There are many people out there that are too used to certain dinners, that they’re almost too afraid to try something new i.e. a different form of game or poultry other than just chicken! I was certainly one of these people, once upon a time, however I made a promise to myself that as I learnt to improve my cooking skills, I wouldn’t let an ingredient of any kind intimidate me.
Once you’ve worked with any new ingredient a few times, you look back and think “why was I so afraid to work with that?” This is exactly what I went through with Duck. I was used to Chicken and stuck with that and as a result, my meals were tasty but limited.
Duck is beautifully rich and goes well with an unlimited number of flavour combinations. This stir-fry is a great recipe to begin getting used to cooking with this wonderful ingredient. Dive in feet first and enjoy the results!
Prep Time: 10 Minutes
Cooking Time: 30 Minutes
2 x Duck Breasts (skin on)
2 teaspoons x 5-Spice Powder
3 teaspoons x Teriyaki Sauce
1 teaspoon x Fish Sauce
1/2 x Lime (juice of)
1 teaspoon x Palm Sugar
handful x Coriander Leaves (finely chopped)

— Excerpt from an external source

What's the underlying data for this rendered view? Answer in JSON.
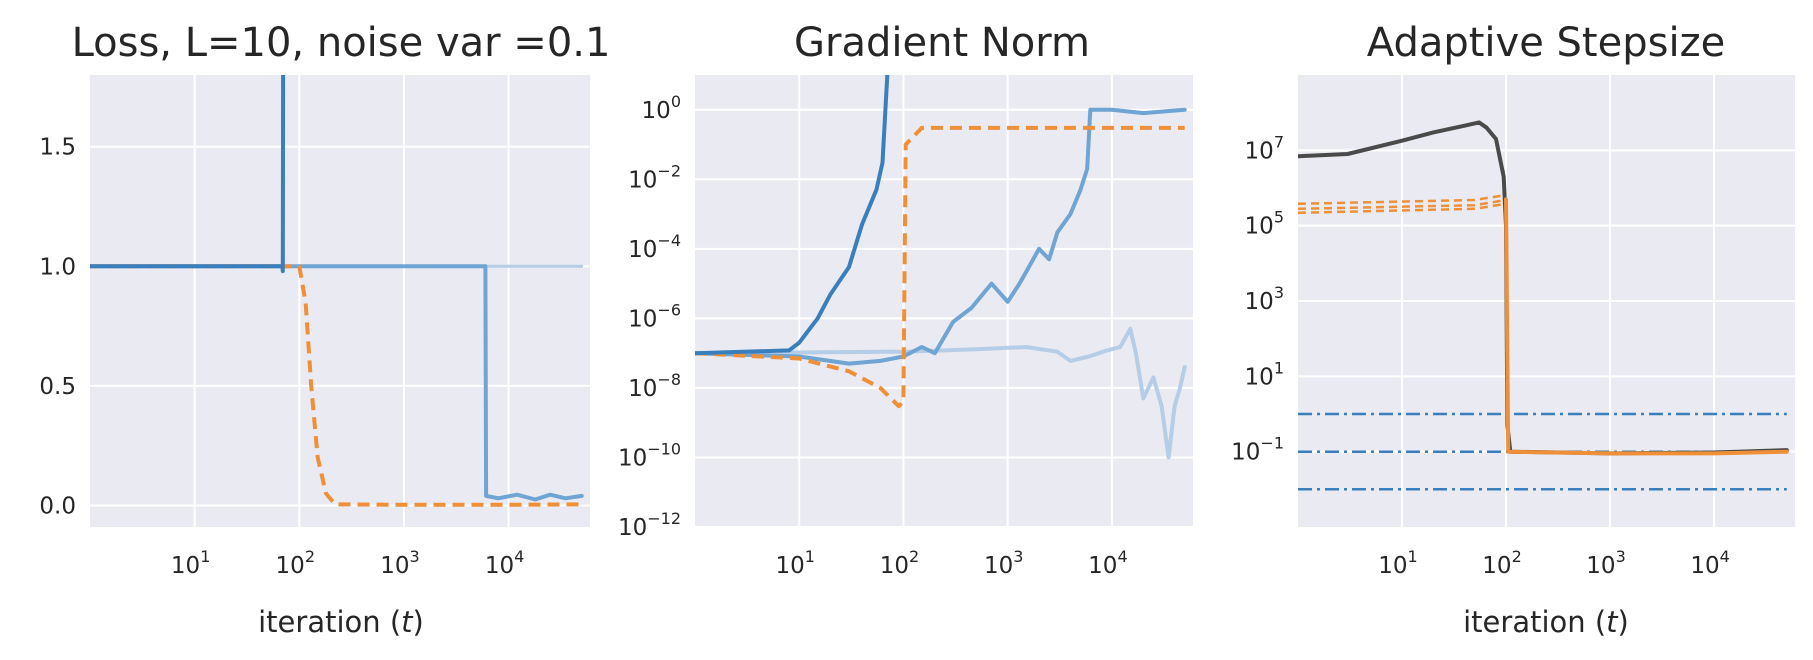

Stir-Fry Vegetables (optional)
– Mange-tout
– Baby Corn
– Chopped Peppers
– Spring Onions
1. With a sharp knife, slice diagonally across the skin of the duck and repeat the other way to form a criss-cross pattern, avoid penetrating through to the duck itself. Rub the 5-Spice powder all over the duck (it contains salt so there is no need to add extra)

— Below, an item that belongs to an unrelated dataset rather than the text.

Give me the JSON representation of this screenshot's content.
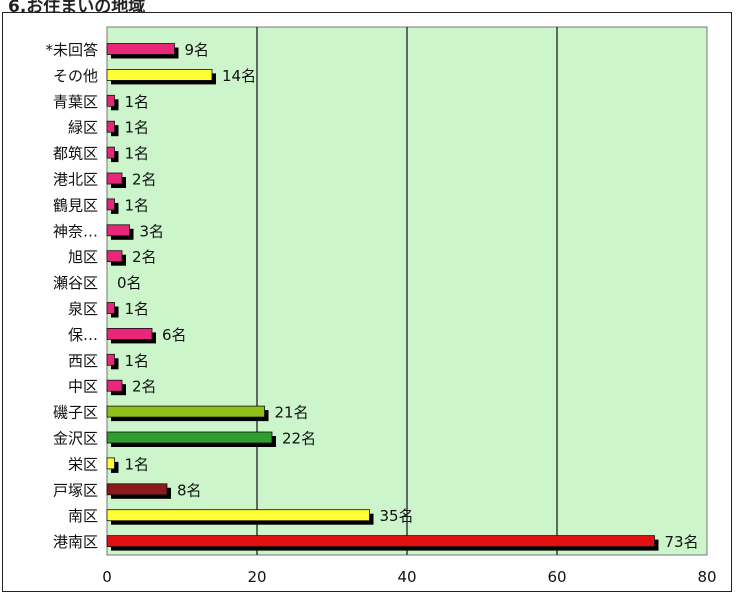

2. Heat an oven-proof frying pan onto a low heat (on the hob) and immediately add the duck breasts skin-side down. This will melt away some of the fattiness of the duck and act as an oil-replacement. Leave the duck for about 15 minutes to render the fat. Meanwhile pre-heat the oven to 170C for a fan-assisted oven.
3. Turn the heat up to ‘medium-high’ on the hob and cook the duck for a further 5 minutes to crisp the skin. Then turn the breasts over and cook for 1-2 minutes. Place the frying pan into the oven and cook for 8 minutes. Once the time is up, remove the pan from the oven and leave the duck breasts to rest on a warm plate or chopping board.
4. Whilst the duck is cooking, make the egg noodles by boiling the kettle and adding hot water to a large saucepan on a high heat and then add the noodles. Cover the saucepan and bring to the boil, cook for 4-5 minutes until tender.
5. Make the sauce by heating a medium-sized saucepan over a medium heat and adding the teriyaki and fish sauce, along with half a squeeze of the lime juice and sugar, bring to the boil and then reduce to a simmer. Taste and adjust if required.
6. Thickly slice the duck breasts once they have finished resting, and place on top of a portion of the egg noodles, then pour over the sauce and serve with a sprinkling of the coriander.